The U.S. Supreme Court delivered a landmark victory for gay rights on Wednesday by forcing the federal government to recognize same-sex marriages in states where it is legal and paving the way for it in California, the most populous state.
As expected, however, the court fell short of a broader ruling endorsing a fundamental right for gay people to marry, meaning that there will be no impact in the more than 30 states that do not recognize gay marriage.
The two cases, both decided on 5-4 votes, concerned the constitutionality of a key part of a federal law, the 1996 Defense of Marriage Act (DOMA), that denied benefits to same-sex married couples, and a voter-approved California state law enacted in 2008, called Proposition 8, that banned gay marriage.
The court struck down Section 3 of DOMA, which limited the definition of marriage as between a man and a woman for the purposes of federal benefits, as a violation of the U.S. Constitution’s guarantee of equal protection under the law.
The ruling was a victory for President Barack Obama’s administration, which had decided two years ago it would no longer defend the law in court. Obama applauded the DOMA ruling and directed U.S. Attorney General Eric Holder to review all relevant federal laws to ensure that it is implemented.
Justice Anthony Kennedy, 76, appointed to the court by Republican President Ronald Reagan in 1988, was the key vote and wrote the DOMA opinion, the third major gay rights ruling he has authored since 1996.
In a separate opinion, the court ducked a decision on Proposition 8 by finding that supporters of the California law did not have standing to appeal a federal district court ruling that struck it down.

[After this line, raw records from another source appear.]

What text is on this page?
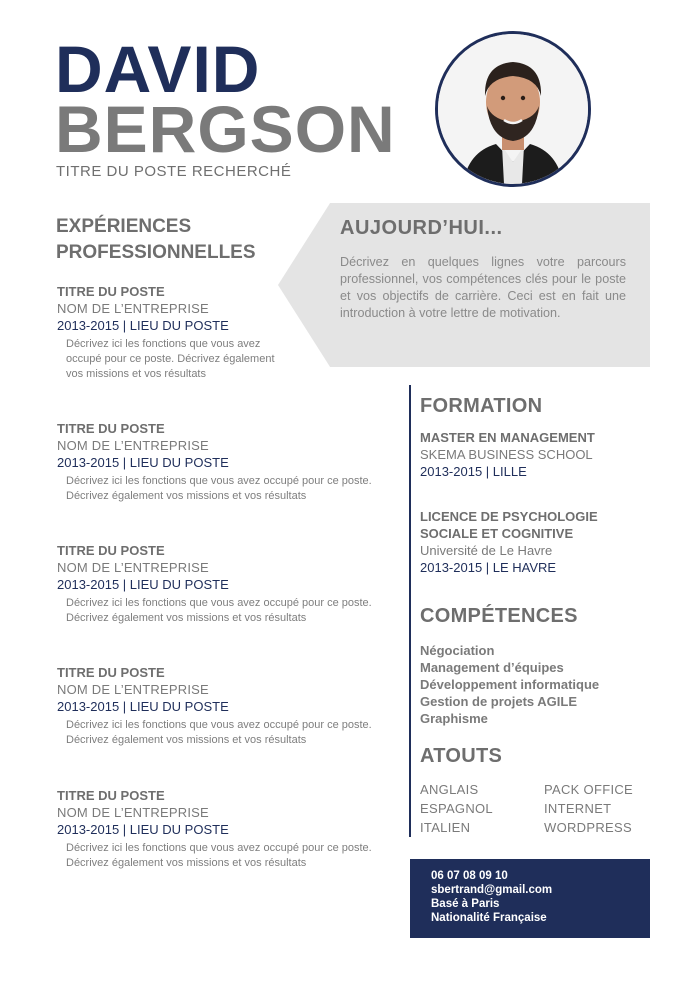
DAVID
BERGSON
TITRE DU POSTE RECHERCHÉ
AUJOURD’HUI...
Décrivez en quelques lignes votre parcours professionnel, vos compétences clés pour le poste et vos objectifs de carrière. Ceci est en fait une introduction à votre lettre de motivation.
EXPÉRIENCES PROFESSIONNELLES
TITRE DU POSTE
NOM DE L’ENTREPRISE
2013-2015 | LIEU DU POSTE
Décrivez ici les fonctions que vous avez occupé pour ce poste. Décrivez également vos missions et vos résultats
TITRE DU POSTE
NOM DE L’ENTREPRISE
2013-2015 | LIEU DU POSTE
Décrivez ici les fonctions que vous avez occupé pour ce poste. Décrivez également vos missions et vos résultats
TITRE DU POSTE
NOM DE L’ENTREPRISE
2013-2015 | LIEU DU POSTE
Décrivez ici les fonctions que vous avez occupé pour ce poste. Décrivez également vos missions et vos résultats
TITRE DU POSTE
NOM DE L’ENTREPRISE
2013-2015 | LIEU DU POSTE
Décrivez ici les fonctions que vous avez occupé pour ce poste. Décrivez également vos missions et vos résultats
TITRE DU POSTE
NOM DE L’ENTREPRISE
2013-2015 | LIEU DU POSTE
Décrivez ici les fonctions que vous avez occupé pour ce poste. Décrivez également vos missions et vos résultats
FORMATION
MASTER EN MANAGEMENT
SKEMA BUSINESS SCHOOL
2013-2015 | LILLE
LICENCE DE PSYCHOLOGIE SOCIALE ET COGNITIVE
Université de Le Havre
2013-2015 | LE HAVRE
COMPÉTENCES
Négociation
Management d’équipes
Développement informatique
Gestion de projets AGILE
Graphisme
ATOUTS
ANGLAIS
ESPAGNOL
ITALIEN
PACK OFFICE
INTERNET
WORDPRESS
06 07 08 09 10
sbertrand@gmail.com
Basé à Paris
Nationalité Française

By doing so, the justices let stand the lower-court ruling that had found the ban unconstitutional.
Chief Justice John Roberts wrote the Proposition 8 opinion, ruling along procedural lines in a way that said nothing about how the court would rule on the merits. The court was unusually split, with liberals and conservatives in both the majority and the dissent.
By ruling this way on Proposition 8, the court effectively let states set their own policy on gay marriage. This means a debate is set to continue in various states via ballot initiatives, legislative action and litigation potentially costing millions of dollars on both sides of an issue that stirs cultural, religious and political passions in the United States as elsewhere.
The rulings come amid rapid progress for advocates of gay marriage in recent months and years. Opinion polls show a steady increase in U.S. public support for gay marriage.
Gay marriage advocates celebrated outside the courthouse. A big cheer went up as word arrived DOMA had been struck down. “DOMA is dead!” the crowd chanted, as couples hugged and cried.
Paul Katami and Jeffrey Zarrillo, a gay couple from Burbank, California, who were two of the four plaintiffs in the Proposition 8 case, were both outside the courthouse.
“We are gay. We are American. And we will not be treated like second-class citizens,” Katami said.
He turned to Zarrillo, voice cracking and said: “I finally get to look at the man I love and say, ‘Will you marry me?'”
Before Wednesday, 12 of the 50 U.S. states plus the District of Columbia recognized gay marriage. Three of those dozen – Delaware, Minnesota and Rhode Island – legalized gay marriage this year. California would become the 13th state to allow it.
About a third of the U.S. population now lives in areas where gay marriage is legal, if California is included.
“We are a people who declared that we are all created equal, and the love we commit to one another must be equal as well,” Obama, the first sitting president to endorse gay marriage, said in a written statement.
While the ruling on DOMA was clearcut, questions remained about the meaning of the Proposition 8 ruling for California. Proposition 8 supporters vowed to seek continued enforcement of the ban until litigation is resolved. But California Governor Jerry Brown, a Democrat, said the justices’ ruling “applies statewide” and all county officials must comply with it.
“We are now faced with this unusual situation where we have some uncertainty,” said Andrew Pugno, one of the Proposition 8 proponents’ lawyers. He expressed satisfaction that the Supreme Court had “nullified” a San Francisco-based 9th U.S. Circuit Court of Appeals ruling that, if left intact, could have had set a precedent for other Western states in its jurisdiction.
Cyndi Lauper has released the following statement on today’s marriage equality rulings by the United States Supreme Court:
History has been made today and justice has prevailed. To all of you who have been waiting on the sidelines for years, for lifetimes, it’s a huge day. I am so, so happy for you.
The U.S. Supreme Court ruled in favor of loving and committed gay couples and the so-called Defense of Marriage Act has been ruled unconstitutional. Not only that, but California’s Proposition 8 was struck down, restoring marriage equality to the state of California.
Both of these decisions not only impact the lives of gay couples, but of gay and transgender youth who struggle to find acceptance from their family and friends. Every step closer we get to equality ensures that these kids have the futures that they deserve and are entitled to.
Thank you so much to the inspiring plaintiffs, attorneys, and everyone across the country who have worked so hard for so many years. Today, we celebrate. Tomorrow, we keep working for full equality for all and to bring the freedom to marry for gay couples to the 37 states that still remain.